My Grandpa’s pond is very small and very, very shallow. The deepest bit is only 7 cm and it’s only one square metre. Also it leaks but Grandpa tops it up with tapwater to stop it drying out (tut tut Grandpa!). The best thing is that last week I found a larva of the Large Red Damselfly in the pond.

Jeremy says:

You might be forgiven for thinking that my Dad’s little patch of water, only 2 and a half inches deep, would be of no real use for anything. And dragonfly books repeat this idea: one says ‘The minimum size of a viable pond [for dragonflies] is about 40 sq. ft (3.75 sq. m)’ and that ‘The deepest point should be a minimum of 2′ 0″ (60 cm)’.

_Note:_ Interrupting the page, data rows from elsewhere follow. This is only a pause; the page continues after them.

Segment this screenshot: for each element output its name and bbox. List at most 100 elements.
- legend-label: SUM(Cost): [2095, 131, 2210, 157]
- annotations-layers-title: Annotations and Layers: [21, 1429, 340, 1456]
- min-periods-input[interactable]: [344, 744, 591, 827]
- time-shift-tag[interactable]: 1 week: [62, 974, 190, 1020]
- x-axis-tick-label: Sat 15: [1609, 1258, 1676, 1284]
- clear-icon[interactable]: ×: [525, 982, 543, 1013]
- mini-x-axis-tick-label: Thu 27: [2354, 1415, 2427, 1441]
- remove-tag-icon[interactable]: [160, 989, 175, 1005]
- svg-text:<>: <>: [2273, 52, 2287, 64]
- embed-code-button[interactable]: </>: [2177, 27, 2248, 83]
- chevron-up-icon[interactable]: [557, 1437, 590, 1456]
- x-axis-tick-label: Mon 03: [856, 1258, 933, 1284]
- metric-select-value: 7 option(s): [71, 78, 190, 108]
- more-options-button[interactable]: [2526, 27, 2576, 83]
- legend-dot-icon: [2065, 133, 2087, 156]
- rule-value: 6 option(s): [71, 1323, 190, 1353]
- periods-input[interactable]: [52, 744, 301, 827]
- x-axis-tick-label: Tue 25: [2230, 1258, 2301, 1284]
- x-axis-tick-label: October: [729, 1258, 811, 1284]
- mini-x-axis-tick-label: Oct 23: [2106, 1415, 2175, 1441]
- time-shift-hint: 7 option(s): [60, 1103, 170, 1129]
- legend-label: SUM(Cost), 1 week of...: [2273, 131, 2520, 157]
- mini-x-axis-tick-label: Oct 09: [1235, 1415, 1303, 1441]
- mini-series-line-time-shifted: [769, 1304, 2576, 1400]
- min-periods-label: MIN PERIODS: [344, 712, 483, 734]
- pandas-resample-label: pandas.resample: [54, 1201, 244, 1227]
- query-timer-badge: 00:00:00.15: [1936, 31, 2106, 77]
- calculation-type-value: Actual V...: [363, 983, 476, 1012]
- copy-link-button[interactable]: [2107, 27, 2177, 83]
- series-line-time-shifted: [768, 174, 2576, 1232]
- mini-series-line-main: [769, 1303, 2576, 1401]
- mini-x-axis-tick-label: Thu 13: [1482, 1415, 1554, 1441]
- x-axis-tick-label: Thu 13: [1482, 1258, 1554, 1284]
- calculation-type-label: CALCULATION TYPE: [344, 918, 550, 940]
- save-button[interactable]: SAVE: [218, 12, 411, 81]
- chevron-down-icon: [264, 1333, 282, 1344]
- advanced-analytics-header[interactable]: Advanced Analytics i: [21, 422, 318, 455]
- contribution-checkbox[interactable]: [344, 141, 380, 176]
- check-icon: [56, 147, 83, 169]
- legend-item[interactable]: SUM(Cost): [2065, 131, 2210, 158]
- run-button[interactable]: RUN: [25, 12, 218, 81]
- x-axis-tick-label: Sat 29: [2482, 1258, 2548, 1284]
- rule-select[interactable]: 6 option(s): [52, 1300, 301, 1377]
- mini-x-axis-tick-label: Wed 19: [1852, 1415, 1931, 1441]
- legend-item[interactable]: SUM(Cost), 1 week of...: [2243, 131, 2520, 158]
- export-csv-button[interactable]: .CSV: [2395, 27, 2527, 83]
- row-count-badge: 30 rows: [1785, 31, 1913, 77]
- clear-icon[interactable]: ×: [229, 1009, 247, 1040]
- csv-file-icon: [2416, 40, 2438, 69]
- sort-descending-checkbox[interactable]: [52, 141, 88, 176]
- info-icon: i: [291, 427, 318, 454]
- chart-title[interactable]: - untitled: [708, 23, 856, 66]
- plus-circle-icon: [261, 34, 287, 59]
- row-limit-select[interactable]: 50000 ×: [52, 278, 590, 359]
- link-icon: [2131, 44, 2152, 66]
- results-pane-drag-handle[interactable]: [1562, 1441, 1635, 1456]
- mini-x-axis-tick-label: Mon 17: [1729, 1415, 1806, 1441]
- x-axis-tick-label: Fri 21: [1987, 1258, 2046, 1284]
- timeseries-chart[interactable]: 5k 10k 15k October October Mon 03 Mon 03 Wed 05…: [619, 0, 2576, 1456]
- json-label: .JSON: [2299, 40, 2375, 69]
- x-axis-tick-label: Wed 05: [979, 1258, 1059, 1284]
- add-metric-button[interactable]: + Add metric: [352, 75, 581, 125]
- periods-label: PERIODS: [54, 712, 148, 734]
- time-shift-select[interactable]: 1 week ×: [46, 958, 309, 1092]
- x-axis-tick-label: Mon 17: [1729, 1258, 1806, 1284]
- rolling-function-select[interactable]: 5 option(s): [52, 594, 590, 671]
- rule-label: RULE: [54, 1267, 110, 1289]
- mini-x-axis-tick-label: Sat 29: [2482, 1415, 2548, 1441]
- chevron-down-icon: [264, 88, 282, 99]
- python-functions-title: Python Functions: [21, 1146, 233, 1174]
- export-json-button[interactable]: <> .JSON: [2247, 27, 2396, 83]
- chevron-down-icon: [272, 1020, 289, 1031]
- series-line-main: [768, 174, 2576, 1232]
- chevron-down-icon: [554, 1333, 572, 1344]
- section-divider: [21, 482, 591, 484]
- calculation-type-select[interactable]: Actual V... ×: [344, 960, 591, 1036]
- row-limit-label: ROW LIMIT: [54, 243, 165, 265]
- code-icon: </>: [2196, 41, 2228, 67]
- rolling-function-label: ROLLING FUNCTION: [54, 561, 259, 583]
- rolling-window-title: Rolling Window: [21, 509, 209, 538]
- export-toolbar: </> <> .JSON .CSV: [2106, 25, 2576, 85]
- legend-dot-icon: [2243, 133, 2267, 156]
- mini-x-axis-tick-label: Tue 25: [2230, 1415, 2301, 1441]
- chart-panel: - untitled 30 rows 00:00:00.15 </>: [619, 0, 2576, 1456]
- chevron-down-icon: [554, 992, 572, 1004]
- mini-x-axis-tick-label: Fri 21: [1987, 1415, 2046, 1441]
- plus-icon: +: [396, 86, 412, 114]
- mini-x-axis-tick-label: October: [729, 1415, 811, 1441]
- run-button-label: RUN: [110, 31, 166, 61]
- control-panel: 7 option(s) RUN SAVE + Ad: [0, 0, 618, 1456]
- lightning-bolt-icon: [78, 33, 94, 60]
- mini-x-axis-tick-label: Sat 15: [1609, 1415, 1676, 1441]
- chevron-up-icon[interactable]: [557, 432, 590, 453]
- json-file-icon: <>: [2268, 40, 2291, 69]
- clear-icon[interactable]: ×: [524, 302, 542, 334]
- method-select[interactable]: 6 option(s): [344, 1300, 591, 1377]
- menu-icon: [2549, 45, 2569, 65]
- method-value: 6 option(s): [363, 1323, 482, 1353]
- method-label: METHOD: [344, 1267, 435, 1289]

Well, obviously they haven’t got around to telling the dragonflies yet!

What’s more amazing is that these damselflies got there under their own steam – this spring – and somehow managed to find a tiny patch of shady water hidden in a suburban garden to lay their eggs. The picture above is an adult male: for a really great picture of the larva see Robert Thompson’s photo on the DragonflyIreland website.

Where did these damselflies come from? We can only guess: another garden pond, the river half a mile away, the ditches that run alongside the railway line?

All are possibilities.

What is definite is that it might be a Large Red Damselfly but it doesn’t need a Great Big pond.